Paired portraits of a woman in profile by Pam Ackley of New Canaan seem to go back further. In one, the woman’s dark hair is severely pulled back. In the other, her jagged bangs are held in place by what the painting’s title identifies as a “Mourning Bonnet.” The background in both is dark and devoid of identifying detail. Both also are done in oil and framed in dark wood. They’re new, but they look old, older than even the billiards room.
(Ackley, whose portraits blend classical and contemporary, is co-founder of two different women’s artist groups that meet in Bridgeport. One uses live models.)
Another portrait of sorts, one that perhaps most clearly marks the growth of women’s art, is a large oil painting titled “Cousins” by Nina Buxenbaum of Bethel. In her artist’s statement she describes herself as biracial and concerned with the metamorphosis of identity.
In “Cousins” a dark-skinned young woman in a white gown kneels over her prone, light-skinned twin. They could be lovers or rival goddesses, but in the billiards room the frilly gown looks borrowed from a Degas ballerina.
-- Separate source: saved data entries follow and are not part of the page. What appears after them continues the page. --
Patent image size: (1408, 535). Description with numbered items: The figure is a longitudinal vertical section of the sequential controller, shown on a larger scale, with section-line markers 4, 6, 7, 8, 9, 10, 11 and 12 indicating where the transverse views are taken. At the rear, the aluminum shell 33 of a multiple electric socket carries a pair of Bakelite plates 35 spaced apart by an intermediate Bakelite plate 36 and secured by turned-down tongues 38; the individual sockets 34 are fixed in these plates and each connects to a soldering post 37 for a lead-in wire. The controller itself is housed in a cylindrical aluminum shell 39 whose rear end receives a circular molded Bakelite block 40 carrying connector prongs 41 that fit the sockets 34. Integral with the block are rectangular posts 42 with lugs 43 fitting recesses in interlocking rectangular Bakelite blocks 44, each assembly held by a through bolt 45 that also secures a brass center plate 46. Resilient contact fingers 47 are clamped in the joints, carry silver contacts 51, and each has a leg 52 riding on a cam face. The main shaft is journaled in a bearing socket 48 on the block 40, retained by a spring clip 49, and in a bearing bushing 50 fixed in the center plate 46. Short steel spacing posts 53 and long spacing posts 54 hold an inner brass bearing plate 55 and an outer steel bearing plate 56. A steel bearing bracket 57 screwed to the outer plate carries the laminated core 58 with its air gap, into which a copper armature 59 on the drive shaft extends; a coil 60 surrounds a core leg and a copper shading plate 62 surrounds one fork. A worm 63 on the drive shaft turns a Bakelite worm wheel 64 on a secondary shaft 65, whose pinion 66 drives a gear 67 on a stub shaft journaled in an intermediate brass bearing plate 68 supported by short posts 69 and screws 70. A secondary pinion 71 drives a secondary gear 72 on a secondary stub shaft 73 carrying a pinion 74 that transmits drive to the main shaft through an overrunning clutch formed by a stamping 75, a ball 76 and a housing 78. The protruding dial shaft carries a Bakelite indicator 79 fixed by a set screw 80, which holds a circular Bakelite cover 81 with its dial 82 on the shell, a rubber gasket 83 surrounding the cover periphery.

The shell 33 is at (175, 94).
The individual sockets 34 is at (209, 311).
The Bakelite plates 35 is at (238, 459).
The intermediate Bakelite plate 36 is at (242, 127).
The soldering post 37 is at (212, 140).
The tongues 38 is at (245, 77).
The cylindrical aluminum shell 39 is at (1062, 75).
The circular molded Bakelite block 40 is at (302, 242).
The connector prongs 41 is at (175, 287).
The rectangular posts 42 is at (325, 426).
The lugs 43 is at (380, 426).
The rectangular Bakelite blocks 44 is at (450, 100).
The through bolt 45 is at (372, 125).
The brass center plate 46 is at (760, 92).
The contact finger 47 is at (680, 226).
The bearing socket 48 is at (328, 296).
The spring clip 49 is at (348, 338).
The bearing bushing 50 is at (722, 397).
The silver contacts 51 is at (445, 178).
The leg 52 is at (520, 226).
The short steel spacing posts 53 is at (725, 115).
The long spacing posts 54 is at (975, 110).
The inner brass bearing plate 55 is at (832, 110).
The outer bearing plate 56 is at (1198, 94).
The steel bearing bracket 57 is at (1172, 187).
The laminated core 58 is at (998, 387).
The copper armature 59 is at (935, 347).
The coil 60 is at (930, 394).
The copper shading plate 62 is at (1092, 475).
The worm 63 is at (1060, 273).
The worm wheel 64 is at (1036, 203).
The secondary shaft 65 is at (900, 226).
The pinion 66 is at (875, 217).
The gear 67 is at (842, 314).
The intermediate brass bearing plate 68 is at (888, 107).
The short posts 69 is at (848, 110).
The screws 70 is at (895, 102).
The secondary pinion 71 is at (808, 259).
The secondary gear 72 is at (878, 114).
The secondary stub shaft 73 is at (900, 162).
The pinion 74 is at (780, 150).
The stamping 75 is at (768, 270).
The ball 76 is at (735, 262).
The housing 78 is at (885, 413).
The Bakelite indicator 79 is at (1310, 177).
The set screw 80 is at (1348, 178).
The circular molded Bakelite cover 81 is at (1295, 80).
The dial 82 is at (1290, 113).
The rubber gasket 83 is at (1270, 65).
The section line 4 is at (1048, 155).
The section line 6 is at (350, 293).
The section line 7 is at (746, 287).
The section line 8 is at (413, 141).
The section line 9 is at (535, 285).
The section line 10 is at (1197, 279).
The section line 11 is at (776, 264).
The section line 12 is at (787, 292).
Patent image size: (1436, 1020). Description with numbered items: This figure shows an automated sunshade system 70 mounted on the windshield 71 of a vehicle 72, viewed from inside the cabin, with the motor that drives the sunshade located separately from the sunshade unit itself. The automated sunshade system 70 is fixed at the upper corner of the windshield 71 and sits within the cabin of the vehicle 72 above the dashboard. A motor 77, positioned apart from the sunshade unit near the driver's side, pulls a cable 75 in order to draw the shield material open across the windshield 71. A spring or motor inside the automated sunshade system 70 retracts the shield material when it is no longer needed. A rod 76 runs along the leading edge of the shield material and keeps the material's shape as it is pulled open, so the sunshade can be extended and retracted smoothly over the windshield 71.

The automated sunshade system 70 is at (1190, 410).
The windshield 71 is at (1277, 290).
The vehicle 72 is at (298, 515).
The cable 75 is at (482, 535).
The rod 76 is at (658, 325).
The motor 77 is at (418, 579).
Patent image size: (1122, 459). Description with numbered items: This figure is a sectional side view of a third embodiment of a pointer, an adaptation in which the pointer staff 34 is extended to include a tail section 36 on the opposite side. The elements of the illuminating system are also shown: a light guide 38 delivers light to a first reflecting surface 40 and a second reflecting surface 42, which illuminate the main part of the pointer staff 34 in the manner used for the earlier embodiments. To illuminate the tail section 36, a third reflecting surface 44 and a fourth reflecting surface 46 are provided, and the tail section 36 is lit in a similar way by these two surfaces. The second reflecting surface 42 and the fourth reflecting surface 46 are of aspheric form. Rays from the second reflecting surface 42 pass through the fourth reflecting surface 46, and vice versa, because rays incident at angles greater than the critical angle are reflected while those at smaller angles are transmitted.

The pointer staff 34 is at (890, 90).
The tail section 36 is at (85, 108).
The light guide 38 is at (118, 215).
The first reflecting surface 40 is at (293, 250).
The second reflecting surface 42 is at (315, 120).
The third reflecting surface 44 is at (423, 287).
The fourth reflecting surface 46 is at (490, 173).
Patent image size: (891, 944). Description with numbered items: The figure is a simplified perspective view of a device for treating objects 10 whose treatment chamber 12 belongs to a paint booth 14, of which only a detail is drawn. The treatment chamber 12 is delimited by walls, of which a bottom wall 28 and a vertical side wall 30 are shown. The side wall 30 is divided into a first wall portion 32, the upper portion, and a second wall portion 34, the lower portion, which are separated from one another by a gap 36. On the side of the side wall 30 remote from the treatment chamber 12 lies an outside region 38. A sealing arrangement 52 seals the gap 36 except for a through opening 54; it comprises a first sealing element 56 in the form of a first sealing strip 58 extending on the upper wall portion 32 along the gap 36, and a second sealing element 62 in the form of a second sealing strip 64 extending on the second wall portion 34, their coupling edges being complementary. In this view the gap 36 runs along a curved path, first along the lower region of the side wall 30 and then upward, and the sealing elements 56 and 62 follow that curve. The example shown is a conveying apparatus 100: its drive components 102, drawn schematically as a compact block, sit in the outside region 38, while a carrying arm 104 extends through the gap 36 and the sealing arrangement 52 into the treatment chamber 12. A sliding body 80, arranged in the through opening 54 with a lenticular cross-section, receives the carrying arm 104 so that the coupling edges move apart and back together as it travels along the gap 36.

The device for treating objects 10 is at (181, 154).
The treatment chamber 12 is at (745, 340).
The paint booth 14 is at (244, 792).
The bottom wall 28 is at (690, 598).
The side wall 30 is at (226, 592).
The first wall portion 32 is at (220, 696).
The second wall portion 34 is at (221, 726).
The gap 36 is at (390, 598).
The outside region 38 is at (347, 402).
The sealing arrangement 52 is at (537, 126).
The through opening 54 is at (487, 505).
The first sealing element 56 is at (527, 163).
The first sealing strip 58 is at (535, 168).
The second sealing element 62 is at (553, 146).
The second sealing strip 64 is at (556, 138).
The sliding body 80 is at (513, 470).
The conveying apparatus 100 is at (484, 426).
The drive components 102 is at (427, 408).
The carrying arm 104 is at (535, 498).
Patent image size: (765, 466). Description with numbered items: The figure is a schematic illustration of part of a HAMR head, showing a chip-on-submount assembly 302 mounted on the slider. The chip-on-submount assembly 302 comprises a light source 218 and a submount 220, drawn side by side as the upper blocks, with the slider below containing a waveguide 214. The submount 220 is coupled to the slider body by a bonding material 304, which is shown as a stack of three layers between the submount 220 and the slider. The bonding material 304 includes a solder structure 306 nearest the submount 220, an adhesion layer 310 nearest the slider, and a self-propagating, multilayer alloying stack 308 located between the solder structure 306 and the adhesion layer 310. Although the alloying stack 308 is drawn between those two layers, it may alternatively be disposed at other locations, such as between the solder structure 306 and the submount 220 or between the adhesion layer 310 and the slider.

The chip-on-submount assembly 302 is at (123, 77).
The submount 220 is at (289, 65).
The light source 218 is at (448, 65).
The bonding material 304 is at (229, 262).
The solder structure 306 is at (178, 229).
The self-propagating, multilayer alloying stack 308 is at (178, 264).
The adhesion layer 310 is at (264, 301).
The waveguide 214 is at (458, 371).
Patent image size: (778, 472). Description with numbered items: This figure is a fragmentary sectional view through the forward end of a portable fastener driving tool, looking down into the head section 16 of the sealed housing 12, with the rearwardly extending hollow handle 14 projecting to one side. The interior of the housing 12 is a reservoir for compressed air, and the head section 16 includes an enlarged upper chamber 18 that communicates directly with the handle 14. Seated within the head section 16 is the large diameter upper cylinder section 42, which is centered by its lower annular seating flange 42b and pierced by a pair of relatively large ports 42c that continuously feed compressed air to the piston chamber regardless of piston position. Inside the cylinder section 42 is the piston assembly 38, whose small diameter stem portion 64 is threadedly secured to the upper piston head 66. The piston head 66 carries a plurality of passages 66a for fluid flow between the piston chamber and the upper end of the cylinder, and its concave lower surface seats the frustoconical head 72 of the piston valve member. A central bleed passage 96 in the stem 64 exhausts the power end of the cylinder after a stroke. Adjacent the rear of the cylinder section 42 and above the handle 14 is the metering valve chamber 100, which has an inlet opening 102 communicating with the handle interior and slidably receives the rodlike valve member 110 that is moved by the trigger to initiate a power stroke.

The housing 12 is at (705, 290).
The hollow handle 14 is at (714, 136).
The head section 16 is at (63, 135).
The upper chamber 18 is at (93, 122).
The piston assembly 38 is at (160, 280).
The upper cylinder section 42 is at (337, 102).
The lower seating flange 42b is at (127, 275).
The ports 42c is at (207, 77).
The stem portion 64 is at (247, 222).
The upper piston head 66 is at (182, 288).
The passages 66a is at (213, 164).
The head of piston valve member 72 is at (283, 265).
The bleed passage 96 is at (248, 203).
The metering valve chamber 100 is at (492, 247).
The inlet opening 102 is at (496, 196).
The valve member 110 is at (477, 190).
To some degree, all the artwork in the exhibit gains from the dislocation of time. Maybe it’s the patina of age, or a sense of retroactive embrace. Gilgore said she’s noticed visitors tend to stop in front of Buxenbaum’s “Cousins.”
“The Lockwoods were forward thinking in many ways. So having an exhibition of only women, titled ‘About Women,’ I think the Lockwoods would completely understand it and be very proud of it.
The exhibit runs to Jan. 3 and can be seen on mansion tours now offered four days a week.
“THIS IS PRETTY MUCH THE FIRST TIME WE’VE EXHIBITED EXCLUSIVELY WOMEN. IT’S INTERESTING, IF YOU VISIT THE MUSEUM DOCENTS TELL VISITORS THE BILLIARDS ROOM WAS A QUINTESSENTIALLY MALE-DOMINATED SPACE.”